Das AG hat die Klage abgewiesen mit der Begründung, auf das Güterrecht der Ehe der Parteien sei das türkische Recht in der Fassung bis zum 1.1.2002 anzuwenden, das einen Zugewinnausgleich nicht vorgesehen habe.
Mit ihrer hiergegen eingelegten Berufung verfolgt die Klägerin ihr erstinstanzliches Klageziel weiter. Sie verweist darauf, dass in der Türkei seit dem 1.1.2002 der Güterstand der Errungenschaftsgemeinschaft gelte, und zwar - sofern nichts anderes vereinbart sei - gem. Art. 10 des Einführungsgesetzes auch für Eheleute, die zum Jahreswechsel 2001/2002 bereits miteinander verheiratet gewesen seien. Zwar kenne das türkische Eherecht keinen Auskunftsanspruch, doch beruhe dies auf den Besonderheiten des türkischen Prozessrechts. Hilfsweise verweise sie auf ihren Anspruch zur Inventarerrichtung gem. Art. 216 Abs. 1 tZGB.
Die Klägerin beantragt,
I. den Beklagten unter Abänderung der angefochtenen Entscheidung zu verurteilen,
1. der Klägerin Auskunft zu erteilen über sein Endvermögen zum 29.2.2004 durch Vorlage eines Bestandsverzeichnisses und durch Vorlage der zur Wertermittlung notwendigen Unterlagen;
2. ggf.: an Eides statt zu versichern, dass er nach bestem Wissen und Gewissen sein Endvermögen so vollständig wie möglich angegeben hat,
3. an die Klägerin Zugewinnausgleich nach Erfüllung des Klageantrages zu 1) in noch zu beziffernder Höhe zu zahlen,
II. den Rechtsstreit wegen der Stufen 2 und 3 der Stufenklage, falls dieser im Auskunftsanspruch stattgegeben werde, an das AG - FamG - Dortmund zurückzuverweisen.

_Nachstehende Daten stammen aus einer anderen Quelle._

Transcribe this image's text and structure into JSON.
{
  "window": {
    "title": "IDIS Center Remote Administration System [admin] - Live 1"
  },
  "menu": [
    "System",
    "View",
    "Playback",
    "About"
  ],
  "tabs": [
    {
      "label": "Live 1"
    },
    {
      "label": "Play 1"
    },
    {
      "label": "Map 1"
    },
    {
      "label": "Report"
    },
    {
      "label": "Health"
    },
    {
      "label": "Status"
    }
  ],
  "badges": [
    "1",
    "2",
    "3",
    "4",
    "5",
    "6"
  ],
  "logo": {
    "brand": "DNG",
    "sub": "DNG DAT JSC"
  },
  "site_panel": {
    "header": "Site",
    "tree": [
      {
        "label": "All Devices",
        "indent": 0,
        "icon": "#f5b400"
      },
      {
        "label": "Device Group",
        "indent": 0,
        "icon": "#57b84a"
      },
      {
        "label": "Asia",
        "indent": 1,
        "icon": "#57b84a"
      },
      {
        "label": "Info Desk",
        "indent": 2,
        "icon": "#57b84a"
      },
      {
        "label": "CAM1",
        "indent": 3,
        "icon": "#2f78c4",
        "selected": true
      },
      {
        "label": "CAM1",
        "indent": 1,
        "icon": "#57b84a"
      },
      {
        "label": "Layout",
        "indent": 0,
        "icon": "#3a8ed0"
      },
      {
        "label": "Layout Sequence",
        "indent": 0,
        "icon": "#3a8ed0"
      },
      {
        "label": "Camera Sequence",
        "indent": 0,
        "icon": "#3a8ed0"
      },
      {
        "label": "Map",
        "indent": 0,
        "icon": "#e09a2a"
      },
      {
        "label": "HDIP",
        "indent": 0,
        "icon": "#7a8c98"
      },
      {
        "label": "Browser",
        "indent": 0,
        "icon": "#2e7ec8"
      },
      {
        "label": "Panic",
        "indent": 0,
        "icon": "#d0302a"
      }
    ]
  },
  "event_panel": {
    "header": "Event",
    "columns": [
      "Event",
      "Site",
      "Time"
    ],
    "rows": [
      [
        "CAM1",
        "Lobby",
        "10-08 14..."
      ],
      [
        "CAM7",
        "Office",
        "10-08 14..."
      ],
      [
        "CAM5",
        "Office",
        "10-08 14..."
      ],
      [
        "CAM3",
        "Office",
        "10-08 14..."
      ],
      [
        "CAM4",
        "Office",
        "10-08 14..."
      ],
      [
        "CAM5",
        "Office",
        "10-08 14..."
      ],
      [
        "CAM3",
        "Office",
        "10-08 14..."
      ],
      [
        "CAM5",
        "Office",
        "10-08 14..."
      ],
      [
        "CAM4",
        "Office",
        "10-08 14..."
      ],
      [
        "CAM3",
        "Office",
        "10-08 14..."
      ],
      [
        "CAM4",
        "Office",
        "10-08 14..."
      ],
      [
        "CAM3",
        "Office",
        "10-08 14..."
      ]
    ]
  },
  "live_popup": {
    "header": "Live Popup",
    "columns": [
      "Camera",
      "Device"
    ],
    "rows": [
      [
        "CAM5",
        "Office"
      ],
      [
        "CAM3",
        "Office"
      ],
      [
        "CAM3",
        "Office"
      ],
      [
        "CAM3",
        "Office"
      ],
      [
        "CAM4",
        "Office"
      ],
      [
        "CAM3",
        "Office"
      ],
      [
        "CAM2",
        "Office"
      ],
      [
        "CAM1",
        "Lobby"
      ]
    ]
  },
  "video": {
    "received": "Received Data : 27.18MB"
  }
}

Der Beklagte beantragt, die Berufung zurückzuweisen.
Der Beklagte verteidigt das angefochtene Urteil.
II. Die Berufung der Klägerin ist zulässig und begründet.
1. Die internationale Zuständigkeit der deutschen Gerichte ist nach allgemeinen Grund-sätzen zu bejahen (§ 621 Abs. 2 S. 2 ZPO); beide Ehegatten leben in Deutschland und besitzen (zumindest auch) die deutsche Staatsbürgerschaft.
2. Der geltend gemachte Zugewinnausgleichsanspruch ist gem. Art. 14, 15 EGBGB nach dem türkischen Recht zu beurteilen, denn bei der Eheschließung besaßen beide Ehegatten (nur) die türkische Staatsangehörigkeit, so dass die güterrechtlichen Wirkungen der Ehe ungeachtet des zwischenzeitlichen Erwerbs der deutschen Staatsangehörigkeit dem türkischen Recht unterliegen; von der Möglichkeit einer besonderen güterrechtlichen Rechtswahl haben die Ehegatten hier keinen Gebrauch gemacht (vgl. Palandt/Heldrich, Kommentar zum BGB, 64. Aufl., Art. 15 EGBGB Rz. 3, m.w.N.).
3. Der mit der ersten Stufe der Klage geltend gemachte Auskunftsanspruch ist zu bejahen.
a) Insbesondere scheitert dieser Anspruch nicht schon daran, dass im türkischen Scheidungsfolgenrecht - wie das AG meint - kein Zugewinnausgleichsanspruch vorgesehen ist. Denn mit der z...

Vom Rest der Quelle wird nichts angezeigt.